Absolute/Conditional Convergence or Divergence of $\sum\limits_{n=1}^{\infty}\frac{(-1)^{n}e^{1/n}}{n^3}$

Question

I'd just like to verify that my solution is right. This is for the series $$\sum\limits_{n=1}^{\infty}\frac{(-1)^{n}e^{1/n}}{n^3}\text{.}$$ Note $$\left|\dfrac{\left[\dfrac{(-1)^{n+1}e^{1/(n+1)}}{(n+1)^3}\right]}{\left[\dfrac{(-1)^{n}e^{1/n}}{n^3}\right]}\right| = \left|-e^{1/(n+1)}e^{-1/n}\left(\dfrac{n}{n+1}\right)^{3}\right| \to 1 \cdot 0 \cdot 1^{3} = 0$$ as $n \to \infty$. Hence by the ratio test, the series is absolutely convergent.

Answer 1

The solution is not correct. When one applies the Ratio Test, the limit is $1$. so the Ratio Test is inconclusive.

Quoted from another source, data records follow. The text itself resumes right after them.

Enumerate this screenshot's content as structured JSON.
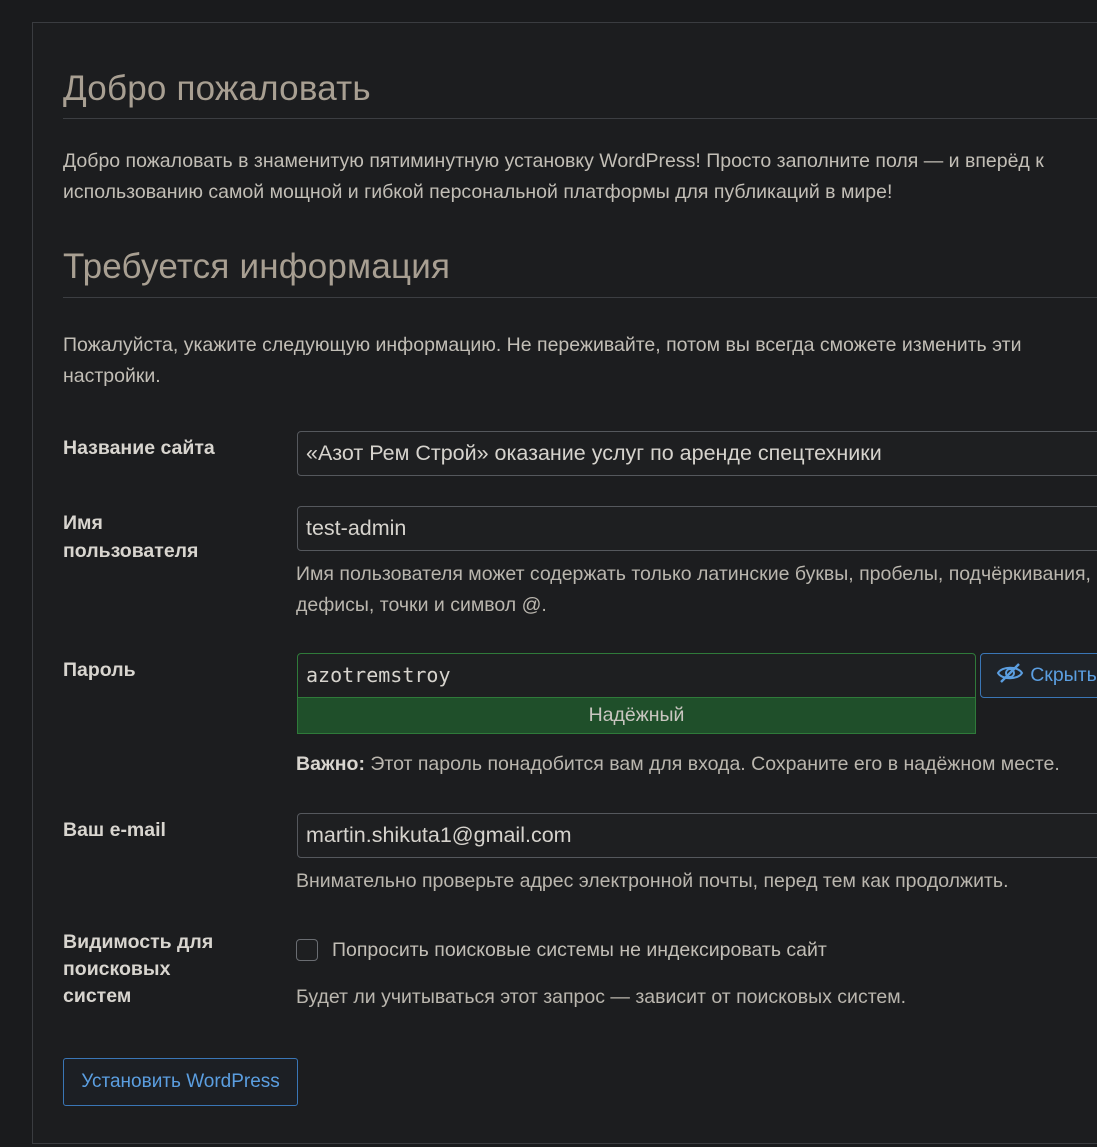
{
  "welcome": {
    "title": "Добро пожаловать",
    "text": "Добро пожаловать в знаменитую пятиминутную установку WordPress! Просто заполните поля — и вперёд к использованию самой мощной и гибкой персональной платформы для публикаций в мире!"
  },
  "info": {
    "title": "Требуется информация",
    "text": "Пожалуйста, укажите следующую информацию. Не переживайте, потом вы всегда сможете изменить эти настройки."
  },
  "form": {
    "site_title": {
      "label": "Название сайта",
      "value": "«Азот Рем Строй» оказание услуг по аренде спецтехники"
    },
    "username": {
      "label": "Имя пользователя",
      "value": "test-admin",
      "hint": "Имя пользователя может содержать только латинские буквы, пробелы, подчёркивания, дефисы, точки и символ @."
    },
    "password": {
      "label": "Пароль",
      "value": "azotremstroy",
      "strength": "Надёжный",
      "hide_button": "Скрыть",
      "hint_bold": "Важно:",
      "hint": " Этот пароль понадобится вам для входа. Сохраните его в надёжном месте."
    },
    "email": {
      "label": "Ваш e-mail",
      "value": "martin.shikuta1@gmail.com",
      "hint": "Внимательно проверьте адрес электронной почты, перед тем как продолжить."
    },
    "visibility": {
      "label": "Видимость для поисковых систем",
      "checkbox_label": "Попросить поисковые системы не индексировать сайт",
      "checked": false,
      "hint": "Будет ли учитываться этот запрос — зависит от поисковых систем."
    },
    "submit_label": "Установить WordPress"
  },
  "colors": {
    "accent": "#5b9ee0",
    "strength_bg": "#1f4f2a",
    "heading": "#a89f92"
  }
}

For a correct proof, note that the absolute value of the $n$-th term is $\le \frac{e}{n^3}$, so we have absolute convergence by Comparison.

Answer 2

A quick way to see that this converges which is applicable in a wide variety of cases is to consider how quickly the summand shrinks; in particular, using Big-O notation, we see that $e^{1/n}$ is $O(1)$, since it converges towards a limit as $n$ grows large. The denominator is $O(n^3)$, so the ratio, which is the summand, is clearly $O(n^{-3})$, so convergence of this series is the same as the convergence of $\sum_{n=1}^{\infty}n^{-3}$, which is convergent.